Fifth-grade teacher Darius Naki Sogho has been a teacher for 24 years, and for most of those years, he taught with an iron fist—and a rattan rod.
“I used to hit my students when I thought they were being bad, or when they weren’t paying attention,” he says.
Over the last year, however, Mr. Naki Sogho has been learning to contain his anger in class and to teach in a way that neither hurts nor intimidates his students.
He did this by applying the Positive Discipline approach, a method that he and a select group of teachers in the Indonesia province of Papua have been trained to adopt as part of a joint programme managed by UNICEF and the local government that aims to put an end to corporal punishment and other forms of violent behaviour in the classroom.
According to a Multiple Indicator Cluster Survey in selected districts in Papua and West Papua provinces from 2011, emotional and physical punishment of children is very common. Over 60 per cent of mothers or primary care-takers reported using ‘physical punishment’ against their children. Around one in four even admitted to use severe physical punishment.
Another study in three districts showed that corporal punishment was the most common form of discipline in 56 per cent of the schools interviewed. While some teachers acknowledged that it is damaging, many do not know any alternative ways to discipline their classes.
Margaret Sheehan, the Chief of the UNICEF Field Office in Jayapura says global research has shown that violence has negative effects on children, causing them to fail in their studies, drop out of school, adopt violent attitudes, or even suffer mental and physical health problems.
“We need to break the myth that violent punishment can have positive effects on children,” Sheehan says. “Corporal punishment does not build strong and clever students rather it denies children their right to learn free from violence.”
The Positive Discipline programme was initiated in late 2012. Since then, teachers at 16 primary and junior high schools in the districts of Jayapura, Jayawijaya and Keerom participated in different training sessions. The latest training coincided with the launch of the global UNICEF campaign #ENDviolence against Children in Indonesia in the week of 19 November. It involved 28 teachers who from various districts to Papua’s provincial capital Jayapura in the far east of Indonesia.
The teachers learn how to foster positive behaviour rather than using corporal punishment and other forms of violence to discipline students.

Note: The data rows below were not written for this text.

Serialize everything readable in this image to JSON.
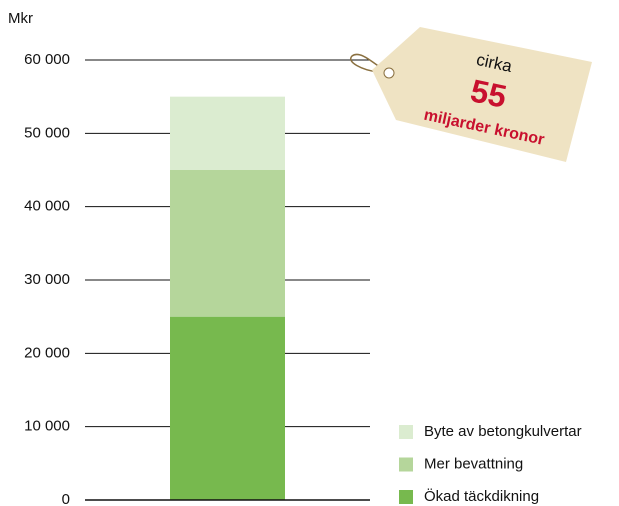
{
  "chart_data": {
    "type": "stacked_bar",
    "y_label": "Mkr",
    "categories": [
      null
    ],
    "series": [
      {
        "name": "Ökad täckdikning",
        "color": "#77b94e",
        "values": [
          25000
        ]
      },
      {
        "name": "Mer bevattning",
        "color": "#b5d69b",
        "values": [
          20000
        ]
      },
      {
        "name": "Byte av betongkulvertar",
        "color": "#dbecd0",
        "values": [
          10000
        ]
      }
    ],
    "ylim": [
      0,
      60000
    ],
    "yticks": [
      0,
      {
        "value": 10000,
        "label": "10 000"
      },
      {
        "value": 20000,
        "label": "20 000"
      },
      {
        "value": 30000,
        "label": "30 000"
      },
      {
        "value": 40000,
        "label": "40 000"
      },
      {
        "value": 50000,
        "label": "50 000"
      },
      {
        "value": 60000,
        "label": "60 000"
      }
    ],
    "grid": true,
    "annotations": [
      "cirka",
      "55",
      "miljarder kronor"
    ]
  }
}
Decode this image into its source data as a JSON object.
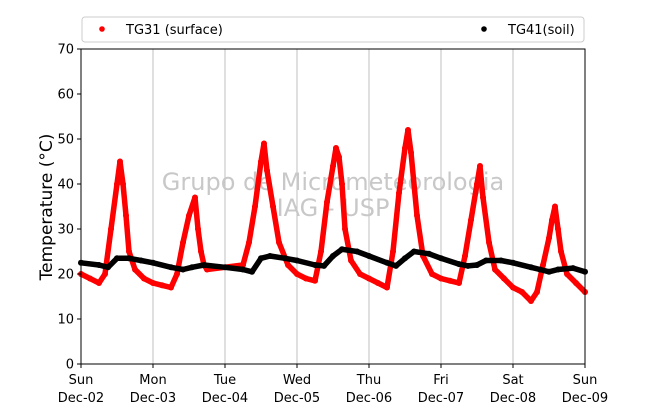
{
  "chart_data": {
    "type": "scatter",
    "ylabel": "Temperature (°C)",
    "ylim": [
      0,
      70
    ],
    "yticks": [
      0,
      10,
      20,
      30,
      40,
      50,
      60,
      70
    ],
    "xlim": [
      "2018-12-02 00:00",
      "2018-12-09 00:00"
    ],
    "xticks": [
      {
        "day": "Sun",
        "date": "Dec-02"
      },
      {
        "day": "Mon",
        "date": "Dec-03"
      },
      {
        "day": "Tue",
        "date": "Dec-04"
      },
      {
        "day": "Wed",
        "date": "Dec-05"
      },
      {
        "day": "Thu",
        "date": "Dec-06"
      },
      {
        "day": "Fri",
        "date": "Dec-07"
      },
      {
        "day": "Sat",
        "date": "Dec-08"
      },
      {
        "day": "Sun",
        "date": "Dec-09"
      }
    ],
    "grid": "vertical",
    "legend_position": "top",
    "watermark": [
      "Grupo de Micrometeorologia",
      "IAG - USP"
    ],
    "series": [
      {
        "name": "TG31 (surface)",
        "color": "#ff0000",
        "x": [
          "2018-12-02 00:00",
          "2018-12-02 03:00",
          "2018-12-02 06:00",
          "2018-12-02 08:00",
          "2018-12-02 10:00",
          "2018-12-02 12:00",
          "2018-12-02 13:00",
          "2018-12-02 14:00",
          "2018-12-02 15:00",
          "2018-12-02 16:00",
          "2018-12-02 18:00",
          "2018-12-02 21:00",
          "2018-12-03 00:00",
          "2018-12-03 03:00",
          "2018-12-03 06:00",
          "2018-12-03 08:00",
          "2018-12-03 10:00",
          "2018-12-03 12:00",
          "2018-12-03 14:00",
          "2018-12-03 15:00",
          "2018-12-03 16:00",
          "2018-12-03 17:00",
          "2018-12-03 18:00",
          "2018-12-04 06:00",
          "2018-12-04 08:00",
          "2018-12-04 10:00",
          "2018-12-04 12:00",
          "2018-12-04 13:00",
          "2018-12-04 14:00",
          "2018-12-04 16:00",
          "2018-12-04 18:00",
          "2018-12-04 21:00",
          "2018-12-05 00:00",
          "2018-12-05 03:00",
          "2018-12-05 06:00",
          "2018-12-05 08:00",
          "2018-12-05 10:00",
          "2018-12-05 12:00",
          "2018-12-05 13:00",
          "2018-12-05 14:00",
          "2018-12-05 15:00",
          "2018-12-05 16:00",
          "2018-12-05 18:00",
          "2018-12-05 21:00",
          "2018-12-06 00:00",
          "2018-12-06 03:00",
          "2018-12-06 06:00",
          "2018-12-06 08:00",
          "2018-12-06 10:00",
          "2018-12-06 12:00",
          "2018-12-06 13:00",
          "2018-12-06 14:00",
          "2018-12-06 16:00",
          "2018-12-06 18:00",
          "2018-12-06 21:00",
          "2018-12-07 00:00",
          "2018-12-07 03:00",
          "2018-12-07 06:00",
          "2018-12-07 08:00",
          "2018-12-07 10:00",
          "2018-12-07 12:00",
          "2018-12-07 13:00",
          "2018-12-07 14:00",
          "2018-12-07 16:00",
          "2018-12-07 18:00",
          "2018-12-07 21:00",
          "2018-12-08 00:00",
          "2018-12-08 03:00",
          "2018-12-08 06:00",
          "2018-12-08 08:00",
          "2018-12-08 10:00",
          "2018-12-08 12:00",
          "2018-12-08 13:00",
          "2018-12-08 14:00",
          "2018-12-08 15:00",
          "2018-12-08 16:00",
          "2018-12-08 18:00",
          "2018-12-08 21:00",
          "2018-12-09 00:00"
        ],
        "y": [
          20,
          19,
          18,
          20,
          30,
          40,
          45,
          40,
          33,
          25,
          21,
          19,
          18,
          17.5,
          17,
          20,
          27,
          33,
          37,
          30,
          25,
          22,
          21,
          22,
          27,
          35,
          45,
          49,
          43,
          35,
          27,
          22,
          20,
          19,
          18.5,
          25,
          36,
          44,
          48,
          46,
          40,
          30,
          23,
          20,
          19,
          18,
          17,
          25,
          38,
          48,
          52,
          47,
          33,
          24,
          20,
          19,
          18.5,
          18,
          24,
          32,
          40,
          44,
          37,
          27,
          21,
          19,
          17,
          16,
          14,
          16,
          22,
          28,
          32,
          35,
          30,
          25,
          20,
          18,
          16
        ]
      },
      {
        "name": "TG41(soil)",
        "color": "#000000",
        "x": [
          "2018-12-02 00:00",
          "2018-12-02 06:00",
          "2018-12-02 09:00",
          "2018-12-02 12:00",
          "2018-12-02 16:00",
          "2018-12-02 20:00",
          "2018-12-03 00:00",
          "2018-12-03 06:00",
          "2018-12-03 10:00",
          "2018-12-03 13:00",
          "2018-12-03 17:00",
          "2018-12-04 00:00",
          "2018-12-04 06:00",
          "2018-12-04 09:00",
          "2018-12-04 12:00",
          "2018-12-04 15:00",
          "2018-12-04 20:00",
          "2018-12-05 00:00",
          "2018-12-05 06:00",
          "2018-12-05 09:00",
          "2018-12-05 12:00",
          "2018-12-05 15:00",
          "2018-12-05 20:00",
          "2018-12-06 00:00",
          "2018-12-06 06:00",
          "2018-12-06 09:00",
          "2018-12-06 12:00",
          "2018-12-06 15:00",
          "2018-12-06 20:00",
          "2018-12-07 00:00",
          "2018-12-07 06:00",
          "2018-12-07 09:00",
          "2018-12-07 12:00",
          "2018-12-07 15:00",
          "2018-12-07 20:00",
          "2018-12-08 00:00",
          "2018-12-08 06:00",
          "2018-12-08 09:00",
          "2018-12-08 12:00",
          "2018-12-08 15:00",
          "2018-12-08 20:00",
          "2018-12-09 00:00"
        ],
        "y": [
          22.5,
          22,
          21.5,
          23.5,
          23.5,
          23,
          22.5,
          21.5,
          21,
          21.5,
          22,
          21.5,
          21,
          20.5,
          23.5,
          24,
          23.5,
          23,
          22,
          21.8,
          24,
          25.5,
          25,
          24,
          22.5,
          21.8,
          23.5,
          25,
          24.5,
          23.5,
          22.2,
          21.8,
          22,
          23,
          23,
          22.5,
          21.5,
          21,
          20.5,
          21,
          21.3,
          20.5
        ]
      }
    ]
  }
}
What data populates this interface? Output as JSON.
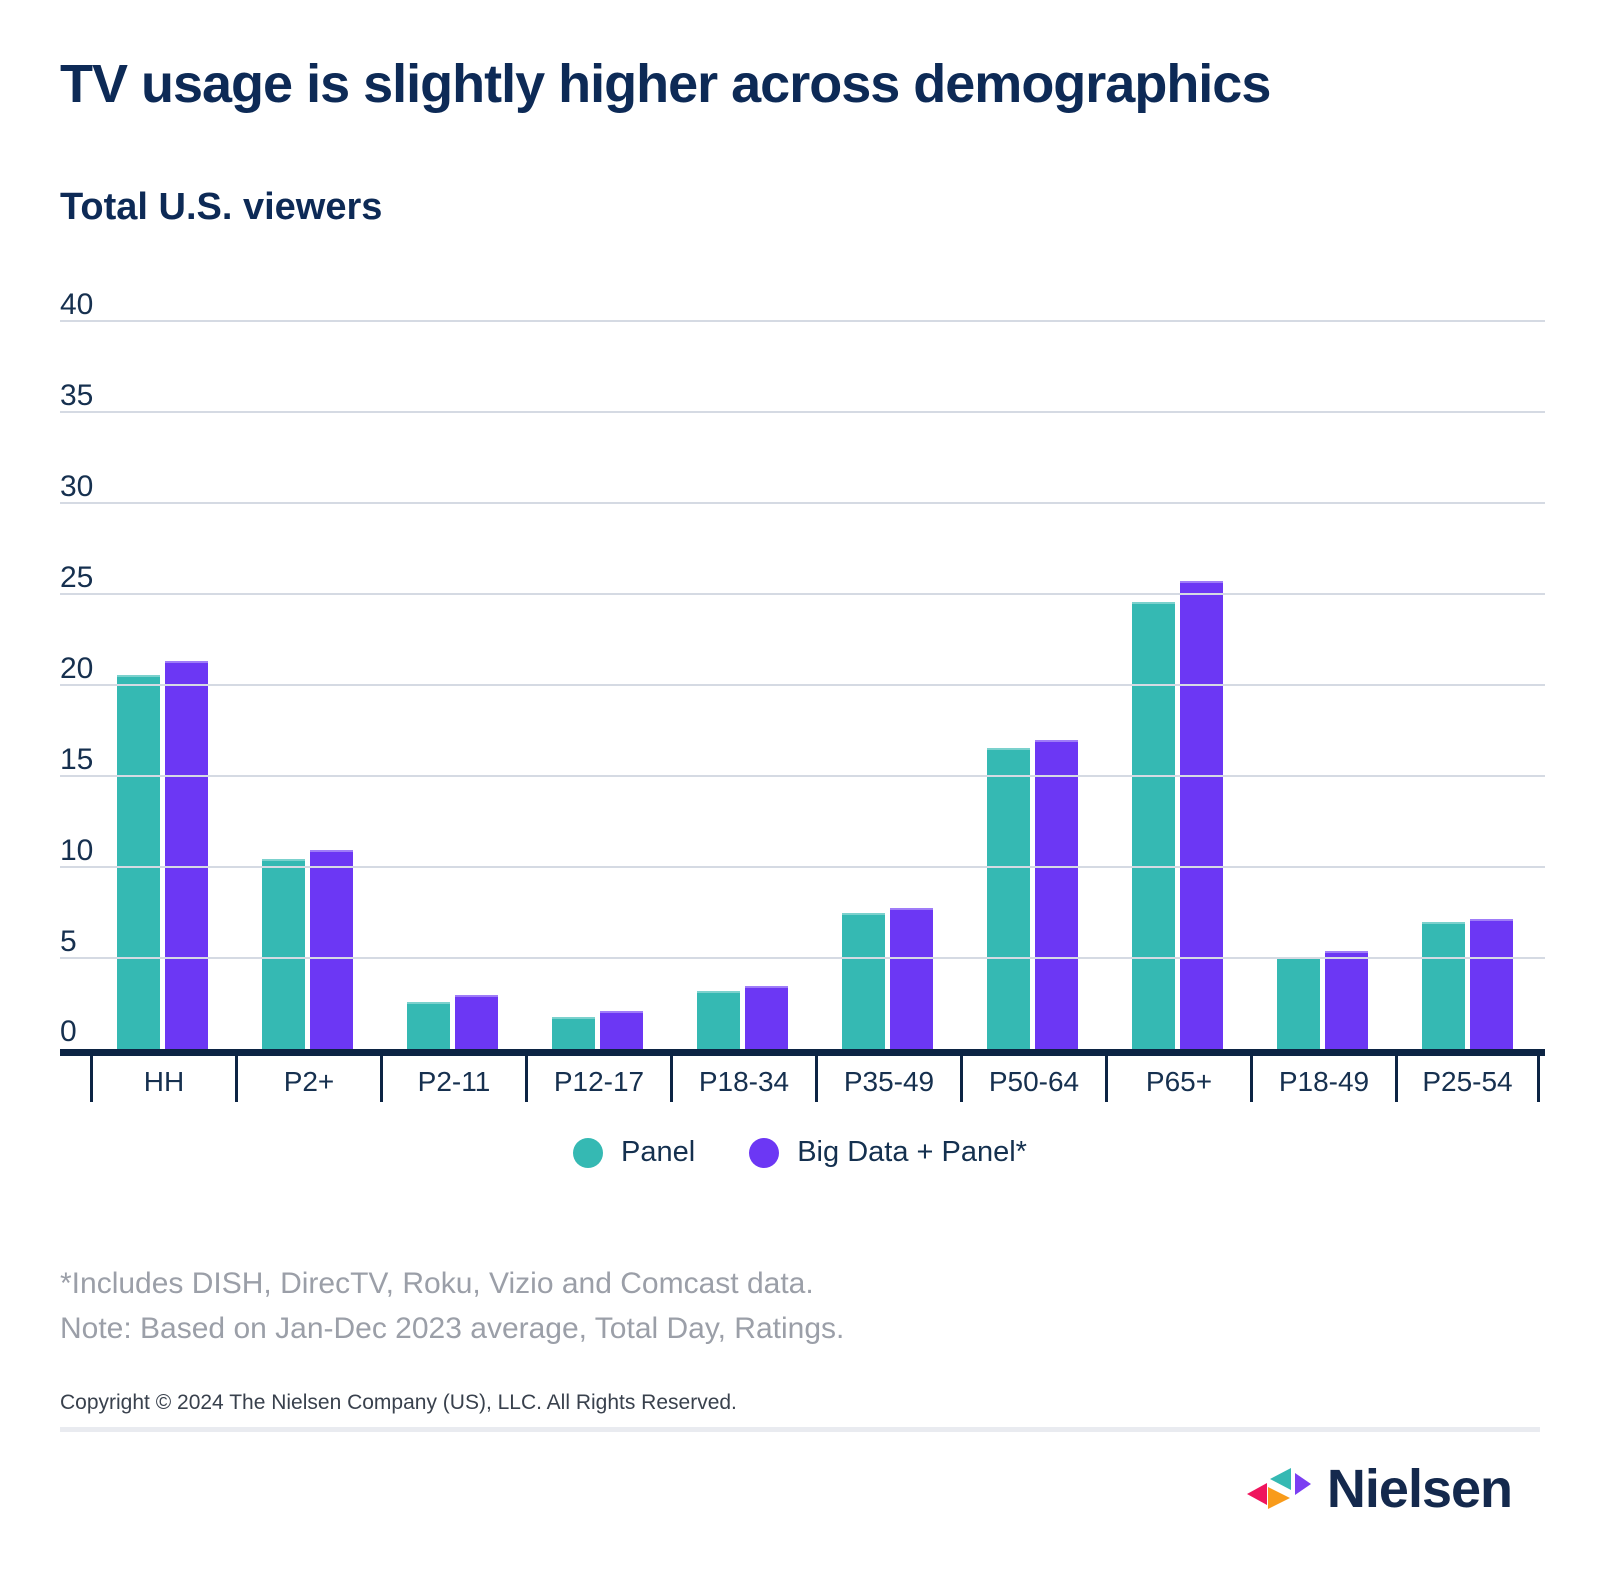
{
  "page": {
    "title": "TV usage is slightly higher across demographics",
    "subtitle": "Total U.S. viewers"
  },
  "chart_data": {
    "type": "bar",
    "title": "Total U.S. viewers",
    "categories": [
      "HH",
      "P2+",
      "P2-11",
      "P12-17",
      "P18-34",
      "P35-49",
      "P50-64",
      "P65+",
      "P18-49",
      "P25-54"
    ],
    "series": [
      {
        "name": "Panel",
        "color": "#35b9b3",
        "values": [
          20.6,
          10.5,
          2.6,
          1.8,
          3.2,
          7.5,
          16.6,
          24.6,
          5.1,
          7.0
        ]
      },
      {
        "name": "Big Data + Panel*",
        "color": "#6c37f4",
        "values": [
          21.4,
          11.0,
          3.0,
          2.1,
          3.5,
          7.8,
          17.0,
          25.8,
          5.4,
          7.2
        ]
      }
    ],
    "ylim": [
      0,
      40
    ],
    "ytick_interval": 5,
    "ytick_labels": [
      "0",
      "5",
      "10",
      "15",
      "20",
      "25",
      "30",
      "35",
      "40"
    ],
    "grid": true,
    "legend_position": "bottom"
  },
  "legend": {
    "items": [
      {
        "label": "Panel",
        "color": "#35b9b3"
      },
      {
        "label": "Big Data + Panel*",
        "color": "#6c37f4"
      }
    ]
  },
  "footnotes": {
    "line1": "*Includes DISH, DirecTV, Roku, Vizio and Comcast data.",
    "line2": "Note: Based on Jan-Dec 2023 average, Total Day, Ratings."
  },
  "copyright": "Copyright © 2024 The Nielsen Company (US), LLC. All Rights Reserved.",
  "logo": {
    "text": "Nielsen",
    "mark_colors": {
      "pink": "#ef155d",
      "teal": "#35b9b3",
      "orange": "#f89b1b",
      "purple": "#7b3ff2"
    }
  },
  "colors": {
    "navy_text": "#0d2a56",
    "gridline": "#d5dae3",
    "axis": "#0c2444",
    "footnote_gray": "#9b9fa8"
  }
}
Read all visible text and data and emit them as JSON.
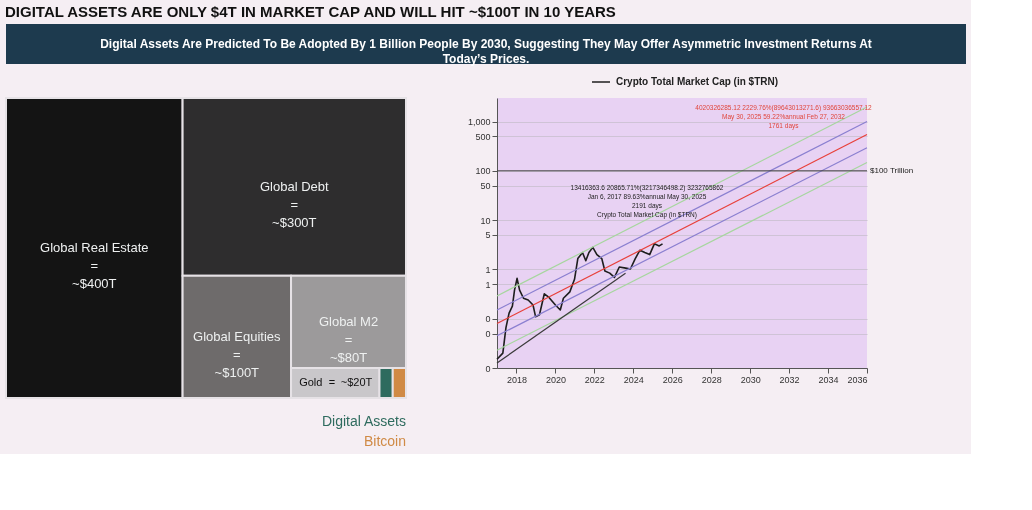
{
  "chart_data": [
    {
      "type": "other",
      "title": "DIGITAL ASSETS ARE ONLY $4T IN MARKET CAP AND WILL HIT ~$100T IN 10 YEARS",
      "subtitle": "Digital Assets Are Predicted To Be Adopted By 1 Billion People By 2030, Suggesting They May Offer Asymmetric Investment Returns At Today’s Prices.",
      "categories": [
        "Global Real Estate",
        "Global Debt",
        "Global Equities",
        "Global M2",
        "Gold",
        "Digital Assets",
        "Bitcoin"
      ],
      "values": [
        400,
        300,
        100,
        80,
        20,
        null,
        null
      ],
      "value_labels": [
        "=\n~$400T",
        "=\n~$300T",
        "=\n~$100T",
        "=\n~$80T",
        "=\n~$20T",
        null,
        null
      ],
      "colors": [
        "#141414",
        "#2e2d2e",
        "#6e6b6b",
        "#9c9a9b",
        "#c9c7ca",
        "#2e6b5e",
        "#d08a45"
      ]
    },
    {
      "type": "line",
      "series": [
        {
          "name": "Crypto Total Market Cap (in $TRN)",
          "color": "#1e1e1e",
          "x": [
            2017.0,
            2017.3,
            2017.46,
            2017.62,
            2017.79,
            2017.9,
            2018.03,
            2018.16,
            2018.36,
            2018.6,
            2018.85,
            2018.98,
            2019.18,
            2019.43,
            2019.67,
            2020.0,
            2020.25,
            2020.41,
            2020.74,
            2020.98,
            2021.15,
            2021.39,
            2021.56,
            2021.72,
            2021.92,
            2022.13,
            2022.38,
            2022.54,
            2022.79,
            2023.03,
            2023.28,
            2023.61,
            2023.85,
            2024.1,
            2024.34,
            2024.59,
            2024.84,
            2025.08,
            2025.33,
            2025.5
          ],
          "values": [
            0.015,
            0.02,
            0.066,
            0.13,
            0.18,
            0.38,
            0.66,
            0.38,
            0.26,
            0.24,
            0.19,
            0.11,
            0.12,
            0.32,
            0.27,
            0.19,
            0.15,
            0.26,
            0.35,
            0.63,
            1.66,
            2.2,
            1.5,
            2.2,
            2.8,
            2.0,
            1.66,
            0.93,
            0.84,
            0.69,
            1.12,
            1.06,
            1.02,
            1.66,
            2.45,
            2.2,
            2.0,
            3.3,
            3.0,
            3.3
          ]
        },
        {
          "color": "#e8403a",
          "x": [
            2017,
            2036
          ],
          "values": [
            0.08,
            545
          ]
        },
        {
          "color": "#8a7fd0",
          "x": [
            2017,
            2036
          ],
          "values": [
            0.15,
            1000
          ]
        },
        {
          "color": "#8a7fd0",
          "x": [
            2017,
            2036
          ],
          "values": [
            0.045,
            293
          ]
        },
        {
          "color": "#a6d69e",
          "x": [
            2017,
            2036
          ],
          "values": [
            0.29,
            1975
          ]
        },
        {
          "color": "#a6d69e",
          "x": [
            2017,
            2036
          ],
          "values": [
            0.023,
            147
          ]
        },
        {
          "color": "#3a3a3a",
          "x": [
            2017,
            2023.6
          ],
          "values": [
            0.0126,
            0.84
          ]
        }
      ],
      "xlim": [
        2017,
        2036
      ],
      "xticks": [
        2018,
        2020,
        2022,
        2024,
        2026,
        2028,
        2030,
        2032,
        2034,
        2036
      ],
      "ylim": [
        0.01,
        3000
      ],
      "yticks": [
        {
          "value": 0.01,
          "label": "0"
        },
        {
          "value": 0.05,
          "label": "0"
        },
        {
          "value": 0.1,
          "label": "0"
        },
        {
          "value": 0.5,
          "label": "1"
        },
        1,
        5,
        10,
        50,
        100,
        500,
        {
          "value": 1000,
          "label": "1,000"
        }
      ],
      "log": true,
      "grid": "y",
      "legend": "top",
      "ref_lines": [
        {
          "axis": "y",
          "value": 100,
          "label": "$100 Trillion"
        }
      ],
      "annotations": [
        "13416363.6   20865.71%(3217346498.2)   3232765862\nJan 6, 2017   89.63%annual   May 30, 2025\n2191 days\nCrypto Total Market Cap (in $TRN)",
        "4020326285.12   2229.76%(89643013271.6)   93663036557.12\nMay 30, 2025   59.22%annual   Feb 27, 2032\n1761 days"
      ]
    }
  ]
}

The programme aims to help children take on responsibility for managing their own behaviour. Rather than forcing the students to behave, teachers reward positive behaviour with attention. They work with the class to construct positive rules and expectations, and also create sanctions, thus doing away with punishments that inflict suffering, humiliation or fear.
“The training is a combination of using a strong evidence-based system that works to help teachers learn new skills; and a highly participatory approach that allows them to practice what they have learned through role plays and joint discussions on problem solving about how to change the school and their own teaching practices,” explains Helen Cahil, Associate Professor at the University of Melbourne.
UNICEF has been collaborating with Cahil, a former teacher herself, and her colleague Sally Beadle to develop the teacher training modules for the Positive Discipline approach. Adolfina Krisifu and Nancy Wompere from the Faculty of Education of the Cendrawasih University in Jayapura, supported the roll out of the training programme.
The module is tailored to different age groups, combining grades 1 to 3, 4 and 5 as well as 7 and 8.
The teachers are given a simple six-step tool to follow, starting from measures to prevent low-level misbehaviour up to response strategies for high-level misbehaviour.
To make the school a violence-free environment, teachers are banned from using any physical and verbal violence to discipline their students and are encouraged to follow the Positive Discipline approach. Students have become more disciplined and confident and are not afraid of their teachers anymore.
“Students used to be afraid of me,” recalls Mr. Naki Sogho. “When I talked, they would be very tense. Now they seem to enjoy my class, because I try to motivate them, and I conduct the classes in a more relaxed manner, using jokes to break the ice.”